Props to Steven Vona for the grep syntax!
cat access_* | grep -E -o "(25[0-5]|2[0-4][0-9]|[01]?[0-9][0-9]?)\.(25[0-5]|2[0-4][0-9]|[01]?[0-9][0-9]?)\.(25[0-5]|2[0-4][0-9]|[01]?[0-9][0-9]?)\.(25[0-5]|2[0-4][0-9]|[01]?[0-9][0-9]?)" | uniq -u | wc -l
105653
Unique IP’s excluding local:
Props to Kusalananda for the grepcidr syntax to filter out the local IP’s!
cat access_* | grep -E -o "(25[0-5]|2[0-4][0-9]|[01]?[0-9][0-9]?)\.(25[0-5]|2[0-4][0-9]|[01]?[0-9][0-9]?)\.(25[0-5]|2[0-4][0-9]|[01]?[0-9][0-9]?)\.(25[0-5]|2[0-4][0-9]|[01]?[0-9][0-9]?)" | grepcidr -v "10.0.0.0/8,172.16.0.0/12,192.168.0.0/16" | uniq -u | wc -l
29566
Top 10 IP’s:
cat access_* | grep -E -o "(25[0-5]|2[0-4][0-9]|[01]?[0-9][0-9]?)\.(25[0-5]|2[0-4][0-9]|[01]?[0-9][0-9]?)\.(25[0-5]|2[0-4][0-9]|[01]?[0-9][0-9]?)\.(25[0-5]|2[0-4][0-9]|[01]?[0-9][0-9]?)" | sort | uniq -c | sort -r -n -s -k1,1 | head -10
38201 192.168.57.3
2140 1.9.2.4
1115 1.9.0.15
954 99.00.17.09
872 14.6.9.160
439 18.217.95.14
88 128.199.214.126
88 3.133.123.63
88 45.129.18.64
73 106.85.46.18
Top 10 IP’s excluding local:
cat access_* | grep -E -o "(25[0-5]|2[0-4][0-9]|[01]?[0-9][0-9]?)\.(25[0-5]|2[0-4][0-9]|[01]?[0-9][0-9]?)\.(25[0-5]|2[0-4][0-9]|[01]?[0-9][0-9]?)\.(25[0-5]|2[0-4][0-9]|[01]?[0-9][0-9]?)" | grepcidr -v "10.0.0.0/8,172.16.0.0/12,192.168.0.0/16" | sort | uniq -c | sort -r -n -s -k1,1 | head -10
2140 1.9.2.4
1115 1.9.0.15
872 14.6.9.160
439 18.217.95.14
88 128.199.214.126
88 3.133.123.63
88 45.129.18.64
73 106.85.46.18
73 114.119.157.190
73 119.92.219.82
Filtering IP’s by country: Switzerland
CIDR country-level IP data, straight from the Regional Internet Registries, updated hourly.

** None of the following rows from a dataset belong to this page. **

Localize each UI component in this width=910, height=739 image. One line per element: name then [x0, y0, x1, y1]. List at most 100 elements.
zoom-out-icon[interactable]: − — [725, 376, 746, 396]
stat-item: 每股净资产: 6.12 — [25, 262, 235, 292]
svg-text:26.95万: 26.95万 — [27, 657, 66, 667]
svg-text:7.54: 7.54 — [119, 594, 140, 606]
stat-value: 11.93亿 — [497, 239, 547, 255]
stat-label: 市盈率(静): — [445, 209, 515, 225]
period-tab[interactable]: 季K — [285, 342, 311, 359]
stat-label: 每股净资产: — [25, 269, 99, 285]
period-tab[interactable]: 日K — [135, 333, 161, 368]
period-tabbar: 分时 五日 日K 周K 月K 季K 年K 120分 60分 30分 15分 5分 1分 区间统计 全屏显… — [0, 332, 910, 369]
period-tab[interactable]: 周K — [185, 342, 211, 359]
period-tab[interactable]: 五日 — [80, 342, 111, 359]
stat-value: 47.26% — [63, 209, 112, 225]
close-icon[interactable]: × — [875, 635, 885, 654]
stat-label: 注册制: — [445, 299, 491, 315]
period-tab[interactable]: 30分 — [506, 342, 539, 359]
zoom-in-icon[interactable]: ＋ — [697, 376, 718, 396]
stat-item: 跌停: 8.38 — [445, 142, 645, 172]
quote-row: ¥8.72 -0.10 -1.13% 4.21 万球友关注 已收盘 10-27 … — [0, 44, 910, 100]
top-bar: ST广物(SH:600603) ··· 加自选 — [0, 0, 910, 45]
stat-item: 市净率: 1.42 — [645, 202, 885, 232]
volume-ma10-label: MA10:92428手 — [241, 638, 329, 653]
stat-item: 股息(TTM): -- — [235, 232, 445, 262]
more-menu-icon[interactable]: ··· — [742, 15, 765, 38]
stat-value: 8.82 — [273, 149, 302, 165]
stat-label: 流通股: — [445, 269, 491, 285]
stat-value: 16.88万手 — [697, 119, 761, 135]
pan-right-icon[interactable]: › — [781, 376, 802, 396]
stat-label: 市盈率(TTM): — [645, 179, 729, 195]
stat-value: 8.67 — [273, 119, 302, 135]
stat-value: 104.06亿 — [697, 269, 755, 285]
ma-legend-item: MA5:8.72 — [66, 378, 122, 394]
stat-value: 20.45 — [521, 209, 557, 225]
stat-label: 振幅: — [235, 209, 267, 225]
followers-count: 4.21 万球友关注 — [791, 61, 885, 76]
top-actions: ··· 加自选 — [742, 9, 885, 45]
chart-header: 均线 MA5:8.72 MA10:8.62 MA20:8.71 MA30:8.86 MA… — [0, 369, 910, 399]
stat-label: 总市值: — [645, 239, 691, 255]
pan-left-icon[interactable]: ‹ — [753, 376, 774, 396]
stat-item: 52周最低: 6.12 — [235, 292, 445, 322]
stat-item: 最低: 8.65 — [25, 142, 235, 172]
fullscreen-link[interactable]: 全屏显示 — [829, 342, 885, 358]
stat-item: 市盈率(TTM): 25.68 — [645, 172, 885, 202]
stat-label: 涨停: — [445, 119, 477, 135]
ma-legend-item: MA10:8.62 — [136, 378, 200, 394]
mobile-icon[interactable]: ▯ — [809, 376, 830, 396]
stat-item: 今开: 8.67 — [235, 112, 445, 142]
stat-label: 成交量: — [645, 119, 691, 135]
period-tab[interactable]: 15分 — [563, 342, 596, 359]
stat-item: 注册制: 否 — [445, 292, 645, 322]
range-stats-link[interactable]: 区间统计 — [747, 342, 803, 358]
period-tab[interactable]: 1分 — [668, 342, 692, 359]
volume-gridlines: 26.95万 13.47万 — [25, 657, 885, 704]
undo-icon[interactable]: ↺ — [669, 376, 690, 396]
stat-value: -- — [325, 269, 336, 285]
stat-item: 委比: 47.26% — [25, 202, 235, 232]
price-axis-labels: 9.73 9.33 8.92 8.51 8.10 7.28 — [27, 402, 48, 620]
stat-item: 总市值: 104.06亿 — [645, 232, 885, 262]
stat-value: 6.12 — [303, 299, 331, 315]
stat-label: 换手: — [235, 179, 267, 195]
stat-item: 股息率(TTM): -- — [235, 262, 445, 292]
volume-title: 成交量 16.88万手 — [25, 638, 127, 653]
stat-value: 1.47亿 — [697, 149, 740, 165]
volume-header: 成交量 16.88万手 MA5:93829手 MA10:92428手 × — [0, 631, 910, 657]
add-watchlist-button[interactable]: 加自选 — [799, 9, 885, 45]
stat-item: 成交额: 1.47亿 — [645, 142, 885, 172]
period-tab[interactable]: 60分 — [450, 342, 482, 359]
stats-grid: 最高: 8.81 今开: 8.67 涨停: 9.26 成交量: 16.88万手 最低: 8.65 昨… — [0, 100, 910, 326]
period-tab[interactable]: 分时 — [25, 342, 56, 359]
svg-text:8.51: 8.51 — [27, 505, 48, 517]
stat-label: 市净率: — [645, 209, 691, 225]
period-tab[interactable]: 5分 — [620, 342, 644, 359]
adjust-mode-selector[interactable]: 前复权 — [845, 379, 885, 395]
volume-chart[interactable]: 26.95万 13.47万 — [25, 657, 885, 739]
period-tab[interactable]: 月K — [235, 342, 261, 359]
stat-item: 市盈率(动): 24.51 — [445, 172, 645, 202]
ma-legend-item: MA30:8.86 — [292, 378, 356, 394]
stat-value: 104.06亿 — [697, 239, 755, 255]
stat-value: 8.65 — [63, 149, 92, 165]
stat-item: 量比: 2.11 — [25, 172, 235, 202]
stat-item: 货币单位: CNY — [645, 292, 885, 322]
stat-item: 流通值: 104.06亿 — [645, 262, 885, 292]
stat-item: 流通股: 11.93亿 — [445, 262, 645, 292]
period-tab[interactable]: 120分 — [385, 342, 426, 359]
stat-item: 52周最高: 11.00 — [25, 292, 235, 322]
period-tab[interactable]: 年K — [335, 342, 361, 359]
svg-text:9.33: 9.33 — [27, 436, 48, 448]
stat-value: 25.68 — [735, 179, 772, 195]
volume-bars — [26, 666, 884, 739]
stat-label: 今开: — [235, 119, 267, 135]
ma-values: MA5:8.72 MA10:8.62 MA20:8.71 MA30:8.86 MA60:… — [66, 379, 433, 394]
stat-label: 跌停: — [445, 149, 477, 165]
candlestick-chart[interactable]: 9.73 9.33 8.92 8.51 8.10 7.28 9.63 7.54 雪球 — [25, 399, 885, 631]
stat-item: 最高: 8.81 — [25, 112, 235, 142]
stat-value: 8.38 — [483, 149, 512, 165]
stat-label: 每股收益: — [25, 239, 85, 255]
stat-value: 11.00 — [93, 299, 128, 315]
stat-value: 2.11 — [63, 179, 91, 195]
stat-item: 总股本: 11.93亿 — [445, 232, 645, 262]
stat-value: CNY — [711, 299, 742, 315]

grepcidr -f ch.cidr access_* | grep -E -o "(25[0-5]|2[0-4][0-9]|[01]?[0-9][0-9]?)\.(25[0-5]|2[0-4][0-9]|[01]?[0-9][0-9]?)\.(25[0-5]|2[0-4][0-9]|[01]?[0-9][0-9]?)\.(25[0-5]|2[0-4][0-9]|[01]?[0-9][0-9]?)" | grepcidr -v "10.0.0.0/8,172.16.0.0/12,192.168.0.0/16" | sort -u | wc -l
29
Top 10 IP’s from Switzerland:
grepcidr -f ch.cidr access_* | grep -E -o "(25[0-5]|2[0-4][0-9]|[01]?[0-9][0-9]?)\.(25[0-5]|2[0-4][0-9]|[01]?[0-9][0-9]?)\.(25[0-5]|2[0-4][0-9]|[01]?[0-9][0-9]?)\.(25[0-5]|2[0-4][0-9]|[01]?[0-9][0-9]?)" | grepcidr -v "10.0.0.0/8,172.16.0.0/12,192.168.0.0/16" | sort | uniq -c | sort -r -n -s -k1,1 | head -10
44 91.192.103.33
29 89.217.16.66
2 178.211.232.48
2 188.155.242.121
2 188.92.149.71
1 109.164.246.252
1 155.105.7.43
1 178.196.77.24
1 178.83.214.83
1 178.83.94.17
To sum up:
Command-line interface may initially seem intimidating, yet as one acquires proficiency, it unfolds as a profoundly rewarding toolset.
Bash’s CLI capabilities empower users to extract and manipulate data from log files efficiently, serving as a dependable alternative in situations where proprietary solutions may not be readily available.